23 de dezembro de 2025

Profissão vs passatempo

Bom dia de terça-feira, pessoas giras!

Hoje é dia de me sentir PLENA e CONSCIENTE, que é como quem diz que tive uma sessão de saco de pancada e nem sei muito bem para que lado me voltar 😁

Na semana passada, andei em modo intensivo de formação em TAT (Tripulante de Ambulâncias de Transporte). Portanto, foi a altura de aprender os procedimentos para reanimar alguém em paragem cardio respiratória e perceber que um dos erros mais fáceis de cometer é causar um penumotórax num bebé (insuflar o bebé como se fosse um adulto). Foi também um dos módulos de formação mais caóticos, entre trocas de formadores (devido a saídas em serviço) e inconsistências de informação.

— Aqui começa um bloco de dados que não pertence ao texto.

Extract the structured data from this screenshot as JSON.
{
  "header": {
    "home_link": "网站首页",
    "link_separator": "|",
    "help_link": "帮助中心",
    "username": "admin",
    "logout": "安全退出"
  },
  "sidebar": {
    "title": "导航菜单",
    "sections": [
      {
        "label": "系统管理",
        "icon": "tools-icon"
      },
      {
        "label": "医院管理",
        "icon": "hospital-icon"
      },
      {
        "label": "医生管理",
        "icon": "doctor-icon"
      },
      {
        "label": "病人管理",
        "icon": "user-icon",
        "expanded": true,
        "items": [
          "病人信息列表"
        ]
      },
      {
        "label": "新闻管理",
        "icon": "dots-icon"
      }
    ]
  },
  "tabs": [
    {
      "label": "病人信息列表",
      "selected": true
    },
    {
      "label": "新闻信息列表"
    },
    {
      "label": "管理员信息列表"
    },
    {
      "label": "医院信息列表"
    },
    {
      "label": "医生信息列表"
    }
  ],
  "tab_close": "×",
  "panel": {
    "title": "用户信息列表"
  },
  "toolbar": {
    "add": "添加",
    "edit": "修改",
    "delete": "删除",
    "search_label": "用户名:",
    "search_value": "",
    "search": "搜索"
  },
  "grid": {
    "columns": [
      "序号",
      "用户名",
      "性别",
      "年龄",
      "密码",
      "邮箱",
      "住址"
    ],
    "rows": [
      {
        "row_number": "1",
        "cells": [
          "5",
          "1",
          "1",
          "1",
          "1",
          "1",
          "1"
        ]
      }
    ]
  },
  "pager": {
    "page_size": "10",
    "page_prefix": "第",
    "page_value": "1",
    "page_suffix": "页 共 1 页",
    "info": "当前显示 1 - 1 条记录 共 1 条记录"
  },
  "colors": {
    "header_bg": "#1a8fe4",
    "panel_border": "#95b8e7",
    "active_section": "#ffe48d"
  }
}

Esta semana, foi dia de finalizar o módulo e preparava-se uma repetição do mesmo modo acelerado sem pré-aviso, que me levou a meter os pés à parede. É verdade que a minha "explosão" não me afetou como antes, mas escrevo aqui porque preferia não ter "explodido" e quero ter isso bem presente daqui para a frente. Somos um grupo bastante heterogéneo, com prioridades muito diferentes e em fases da vida que em nada se alinham. Mas deveríamos ter todos uma capacidade desenvolvida, tendo em conta aquilo que nos propomos fazer no futuro, que é a empatia com o próximo, juntamente com uma tentativa mínima de nos colocarmos nos sapatos da outra pessoa.

Ontem, foi aquele dia que (em modo besta) a farda teria ficado toda no quartel, junto com um "obrigada pela oportunidade e gostei muito de vos conhecer", mas há demasiada gente à espera que eu desista, à espera que eu não consiga e pronta para dizer um "eu bem te avisei" ou "eu tinha razão".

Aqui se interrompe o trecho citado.